Oh, Sarmiento, padre del aula, hijo de… el aula, queremos escuchar de tu propia voz tus ideas, tus certezas y motivaciones. No contribuiremos más a que tu palabra se interprete y disimule, para que comience a ser difundida en toda su magnitud. No contribuiremos más a la exégesis que todo lo remata con “un hombre con defectos y virtudes”. Queremos escucharte y que todos te escuchen, para que sean tu palabra y tu pluma las que te muestren en toda tu plenitud.
Sarmiento, gran maestro, que dejaste para la posteridad el consejo de no ajar un libro, ni de tomarlo con las manos sucias; que tuviste la precaución de indicar que no hay que mojarse el dedo para pasar la hoja, explicanos por qué el silencio sobre algunas otras sugerencias que quedaron en el olvido, cuando vos siempre hablaste para que te oyeran todos.
No en secreto, sino en el Senado de la Provincia, donde ocupaste una banca, dijiste:
“Si los pobres de los hospitales, de los asilos de mendigos y de las casas de huérfanos se han de morir, que se mueran: porque el Estado no tiene caridad, no tiene alma. El mendigo es un insecto, como la hormiga. Recoge los desperdicios. De manera que es útil sin necesidad de que se le dé dinero. ¿Qué importa que el Estado deje morir al que no puede vivir por sus defectos?. ¿Los huérfanos son los últimos seres de la sociedad, hijos de padres viciosos, no se les debe dar más que de comer”. (Del discurso en el Senado de la Provincia de Buenos Aires, 13/09/1859)

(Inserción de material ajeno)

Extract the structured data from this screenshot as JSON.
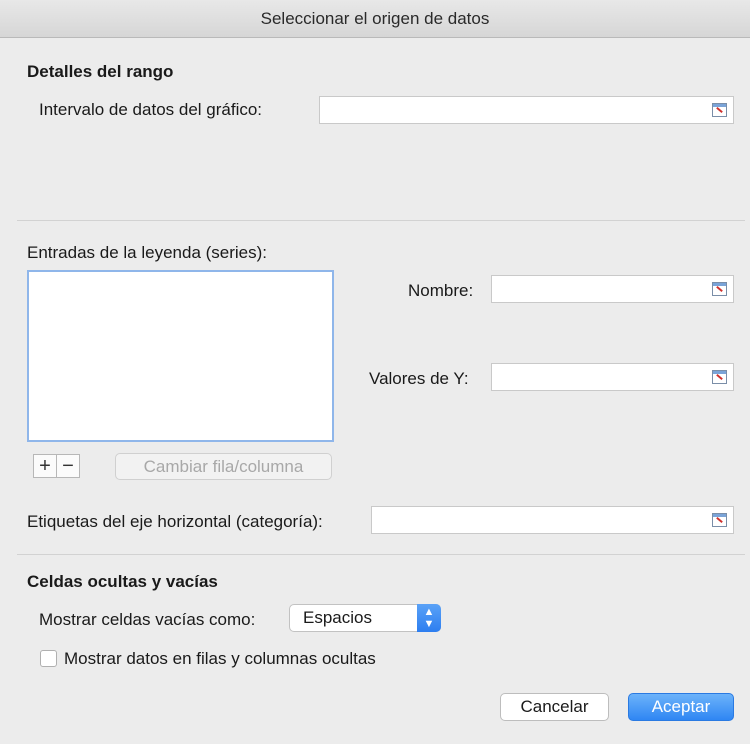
{
  "window": {
    "title": "Seleccionar el origen de datos"
  },
  "range": {
    "heading": "Detalles del rango",
    "data_range_label": "Intervalo de datos del gráfico:",
    "data_range_value": ""
  },
  "series": {
    "heading": "Entradas de la leyenda (series):",
    "items": [],
    "add_label": "+",
    "remove_label": "−",
    "switch_label": "Cambiar fila/columna",
    "name_label": "Nombre:",
    "name_value": "",
    "yvalues_label": "Valores de Y:",
    "yvalues_value": ""
  },
  "axis": {
    "label": "Etiquetas del eje horizontal (categoría):",
    "value": ""
  },
  "hidden": {
    "heading": "Celdas ocultas y vacías",
    "show_empty_label": "Mostrar celdas vacías como:",
    "show_empty_value": "Espacios",
    "show_hidden_label": "Mostrar datos en filas y columnas ocultas",
    "show_hidden_checked": false
  },
  "buttons": {
    "cancel": "Cancelar",
    "ok": "Aceptar"
  },
  "colors": {
    "accent": "#2f86f3",
    "list_border": "#8fb6ea"
  }
}
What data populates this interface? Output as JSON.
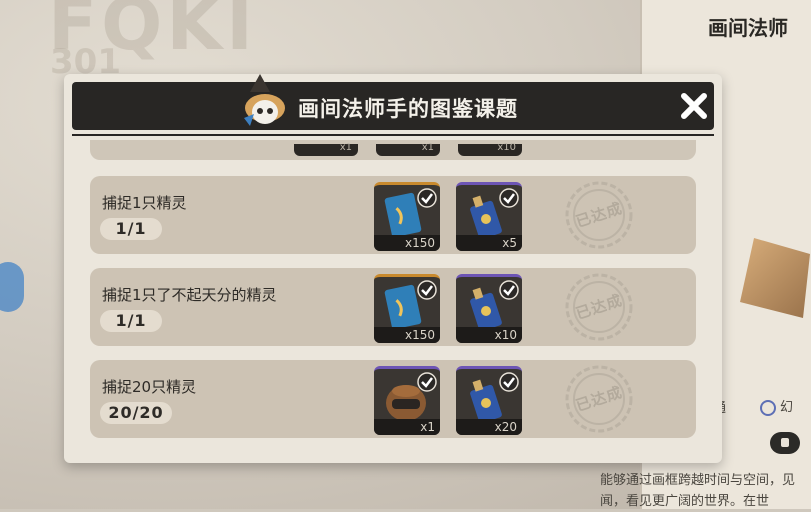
{
  "background": {
    "ghost_title": "FQKI",
    "ghost_number": "301",
    "side_header": "画间法师",
    "side_text": "能够通过画框跨越时间与空间，见闻，看见更广阔的世界。在世",
    "chip_1": "普通",
    "chip_2": "幻"
  },
  "modal": {
    "title": "画间法师手的图鉴课题",
    "close_icon": "close-icon",
    "cutoff_counts": [
      "x1",
      "x1",
      "x10"
    ],
    "tasks": [
      {
        "label": "捕捉1只精灵",
        "progress": "1/1",
        "rewards": [
          {
            "icon": "blue-card-icon",
            "count": "x150",
            "rarity": "gold"
          },
          {
            "icon": "blue-potion-icon",
            "count": "x5",
            "rarity": "purple"
          }
        ],
        "stamp": "已达成"
      },
      {
        "label": "捕捉1只了不起天分的精灵",
        "progress": "1/1",
        "rewards": [
          {
            "icon": "blue-card-icon",
            "count": "x150",
            "rarity": "gold"
          },
          {
            "icon": "blue-potion-icon",
            "count": "x10",
            "rarity": "purple"
          }
        ],
        "stamp": "已达成"
      },
      {
        "label": "捕捉20只精灵",
        "progress": "20/20",
        "rewards": [
          {
            "icon": "brown-helmet-icon",
            "count": "x1",
            "rarity": "purple"
          },
          {
            "icon": "blue-potion-icon",
            "count": "x20",
            "rarity": "purple"
          }
        ],
        "stamp": "已达成"
      }
    ]
  },
  "colors": {
    "header_dark": "#282624",
    "row_bg": "#cdc3b4",
    "gold_rarity": "#c98a2e",
    "purple_rarity": "#6d55b5"
  }
}
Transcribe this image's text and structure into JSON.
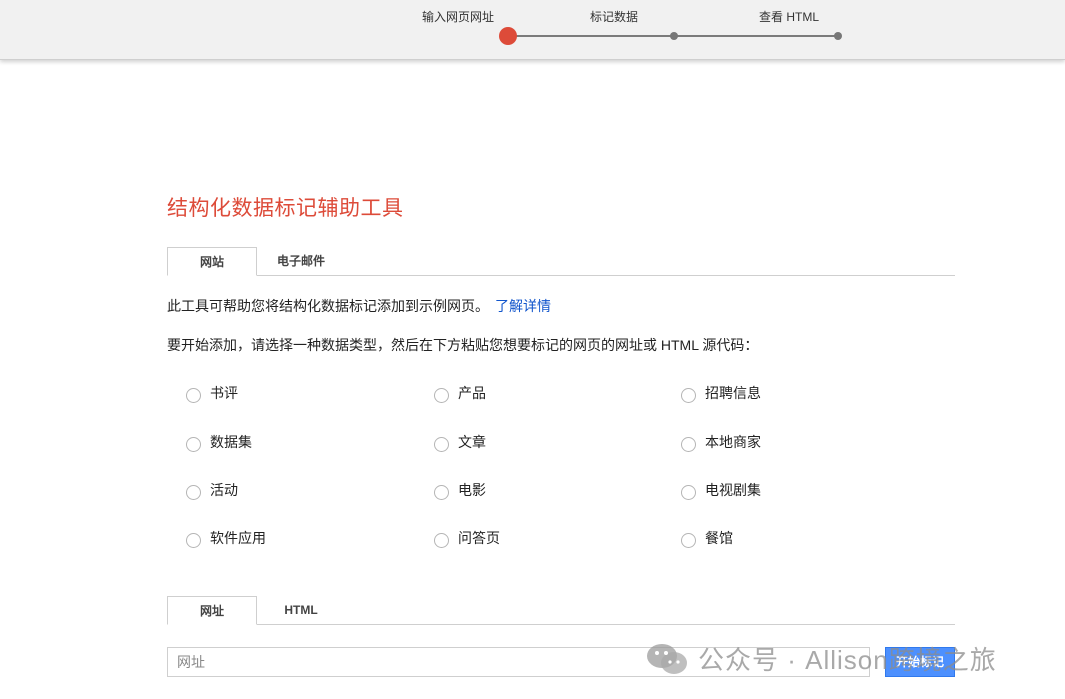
{
  "progress": {
    "steps": [
      "输入网页网址",
      "标记数据",
      "查看 HTML"
    ],
    "active_index": 0
  },
  "main": {
    "title": "结构化数据标记辅助工具",
    "source_tabs": [
      "网站",
      "电子邮件"
    ],
    "selected_source_tab": 0,
    "description": "此工具可帮助您将结构化数据标记添加到示例网页。",
    "learn_more": "了解详情",
    "instruction": "要开始添加，请选择一种数据类型，然后在下方粘贴您想要标记的网页的网址或 HTML 源代码：",
    "data_types": [
      "书评",
      "产品",
      "招聘信息",
      "数据集",
      "文章",
      "本地商家",
      "活动",
      "电影",
      "电视剧集",
      "软件应用",
      "问答页",
      "餐馆"
    ],
    "input_tabs": [
      "网址",
      "HTML"
    ],
    "selected_input_tab": 0,
    "url_placeholder": "网址",
    "start_button": "开始标记"
  },
  "watermark": {
    "text": "公众号 · Allison跨境之旅",
    "icon": "wechat-icon"
  },
  "colors": {
    "accent_red": "#dd4b39",
    "link_blue": "#1155cc",
    "button_blue": "#4d90fe"
  }
}
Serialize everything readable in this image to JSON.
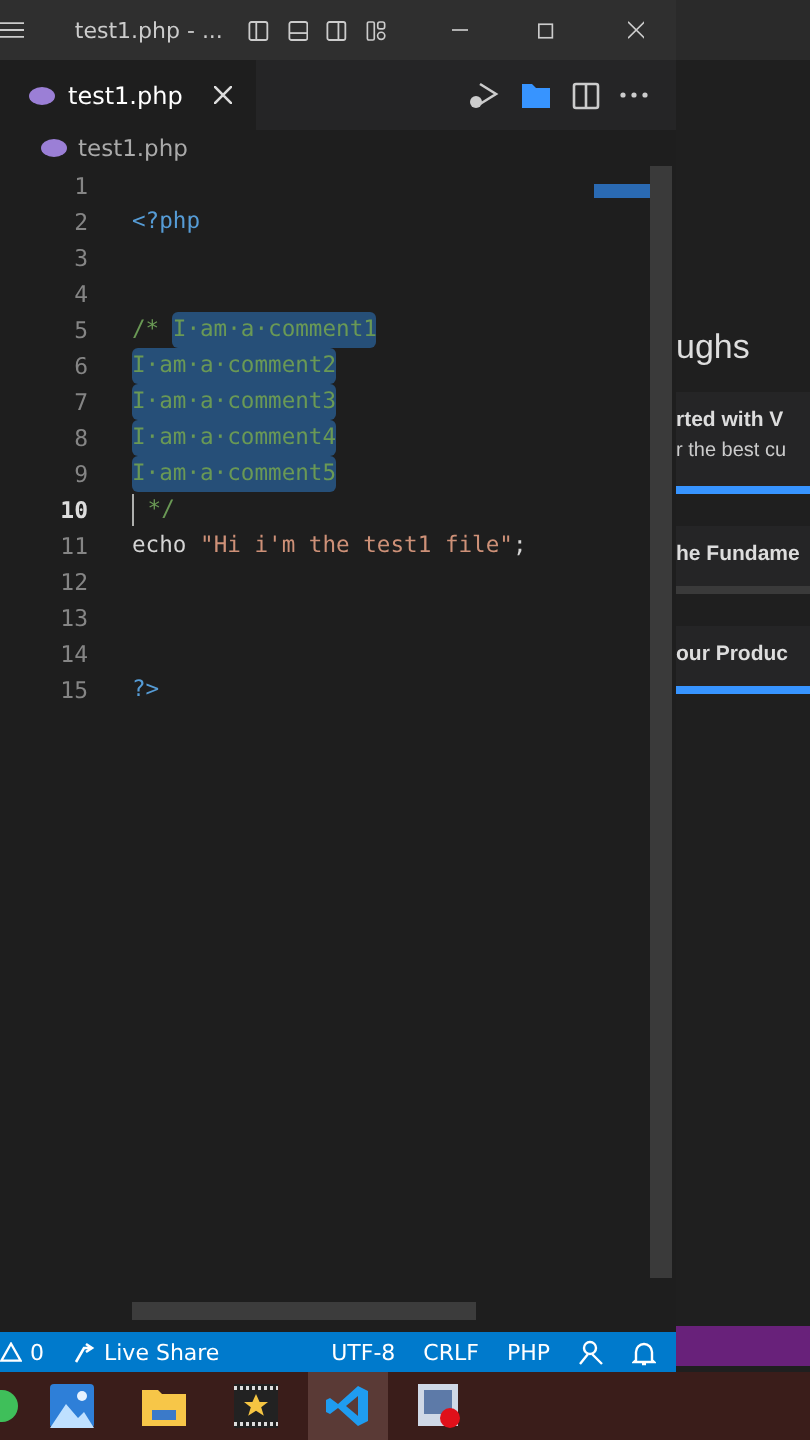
{
  "window": {
    "title": "test1.php - ..."
  },
  "tabs": [
    {
      "label": "test1.php",
      "selected": true
    }
  ],
  "breadcrumb": [
    "test1.php"
  ],
  "editor": {
    "lines": [
      {
        "number": "1",
        "active": false
      },
      {
        "number": "2",
        "active": false,
        "tokens": [
          {
            "text": "<?php",
            "kind": "tag",
            "selected": false
          }
        ]
      },
      {
        "number": "3",
        "active": false
      },
      {
        "number": "4",
        "active": false
      },
      {
        "number": "5",
        "active": false,
        "tokens": [
          {
            "text": "/* ",
            "kind": "comment",
            "selected": false
          },
          {
            "text": "I·am·a·comment1",
            "kind": "comment",
            "selected": true
          }
        ]
      },
      {
        "number": "6",
        "active": false,
        "tokens": [
          {
            "text": "I·am·a·comment2",
            "kind": "comment",
            "selected": true
          }
        ]
      },
      {
        "number": "7",
        "active": false,
        "tokens": [
          {
            "text": "I·am·a·comment3",
            "kind": "comment",
            "selected": true
          }
        ]
      },
      {
        "number": "8",
        "active": false,
        "tokens": [
          {
            "text": "I·am·a·comment4",
            "kind": "comment",
            "selected": true
          }
        ]
      },
      {
        "number": "9",
        "active": false,
        "tokens": [
          {
            "text": "I·am·a·comment5",
            "kind": "comment",
            "selected": true
          }
        ]
      },
      {
        "number": "10",
        "active": true,
        "tokens": [
          {
            "text": " */",
            "kind": "comment",
            "selected": false
          }
        ]
      },
      {
        "number": "11",
        "active": false,
        "tokens": [
          {
            "text": "echo ",
            "kind": "plain",
            "selected": false
          },
          {
            "text": "\"Hi i'm the test1 file\"",
            "kind": "string",
            "selected": false
          },
          {
            "text": ";",
            "kind": "plain",
            "selected": false
          }
        ]
      },
      {
        "number": "12",
        "active": false
      },
      {
        "number": "13",
        "active": false
      },
      {
        "number": "14",
        "active": false
      },
      {
        "number": "15",
        "active": false,
        "tokens": [
          {
            "text": "?>",
            "kind": "tag",
            "selected": false
          }
        ]
      }
    ]
  },
  "background_window": {
    "heading": "ughs",
    "items": [
      {
        "title": "rted with V",
        "description": "r the best cu",
        "level": 1
      },
      {
        "title": "he Fundame",
        "level": 0
      },
      {
        "title": "our Produc",
        "level": 1
      }
    ]
  },
  "status_bar": [
    {
      "kind": "problems",
      "text": "0"
    },
    {
      "kind": "liveshare",
      "text": "Live Share"
    },
    {
      "kind": "text",
      "text": "UTF-8"
    },
    {
      "kind": "text",
      "text": "CRLF"
    },
    {
      "kind": "text",
      "text": "PHP"
    },
    {
      "kind": "feedback"
    },
    {
      "kind": "bell"
    }
  ],
  "taskbar": [
    {
      "kind": "dot",
      "selected": false
    },
    {
      "kind": "photos",
      "selected": false
    },
    {
      "kind": "folder",
      "selected": false
    },
    {
      "kind": "movie",
      "selected": false
    },
    {
      "kind": "vscode",
      "selected": true
    },
    {
      "kind": "recorder",
      "selected": false
    }
  ]
}
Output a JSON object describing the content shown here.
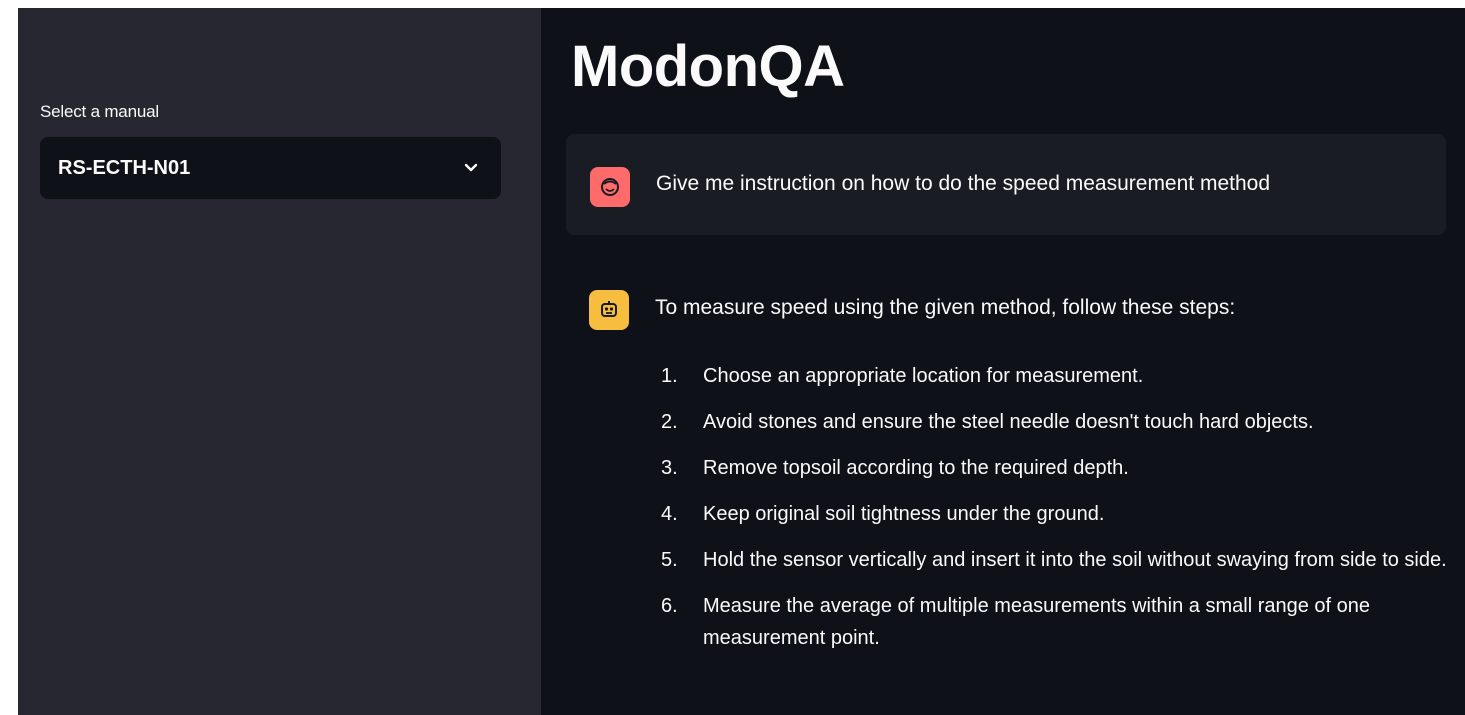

No en soliloquio, sino en carta a Mitre y con motivo de una masacre innecesaria denominada “Guerra de la Triple Alianza”, en la que tres países americanos, por orden del Imperio Británico, se lanzaron a la extinción de un cuarto, escribiste:
“Estamos por dudar de que exista el Paraguay. Descendientes de razas guaraníes, indios salvajes y esclavos que obran por instinto a falta de razón. En ellos se perpetúa la barbarie primitiva y colonial. Son unos perros ignorantes de los cuales ya han muerto ciento cincuenta mil. Su avance, capitaneados por descendientes degenerados de españoles, traería la detención de todo progreso y un retroceso a la barbarie… Al frenético, idiota, bruto y feroz borracho Solano López lo acompañan miles de animales que le obedecen y mueren de miedo. Es providencial que un tirano haya hecho morir a todo ese pueblo guaraní. Era preciso purgar la tierra de toda esa excrecencia humana: raza perdida de cuyo contagio hay que librarse”
¿Qué hizo que te convirtieras en el ejemplo de los niños? ¿Cómo se regresa de esas opiniones hecho héroe? ¿Qué parte de “luchó con la pluma y la palabra” puede teñir esas afirmaciones de patriotismo o estatura moral?
No creíste nunca que exterminar al indio fuera simplemente “necesario”. Lo viviste como un hecho gozoso, grande y heroico:
“¿Lograremos exterminar los indios? Por los salvajes de América siento una invencible repugnancia sin poderlo remediar. Esa calaña no son más que unos indios asquerosos a quienes mandaría colgar ahora si reapareciesen. Lautaro y Caupolicán son unos indios piojosos, porque así son todos. Incapaces de progreso. Su exterminio es providencial y útil, sublime y grande. Se los debe exterminar sin ni siquiera perdonar al pequeño, que tiene ya el odio instintivo al hombre civilizado”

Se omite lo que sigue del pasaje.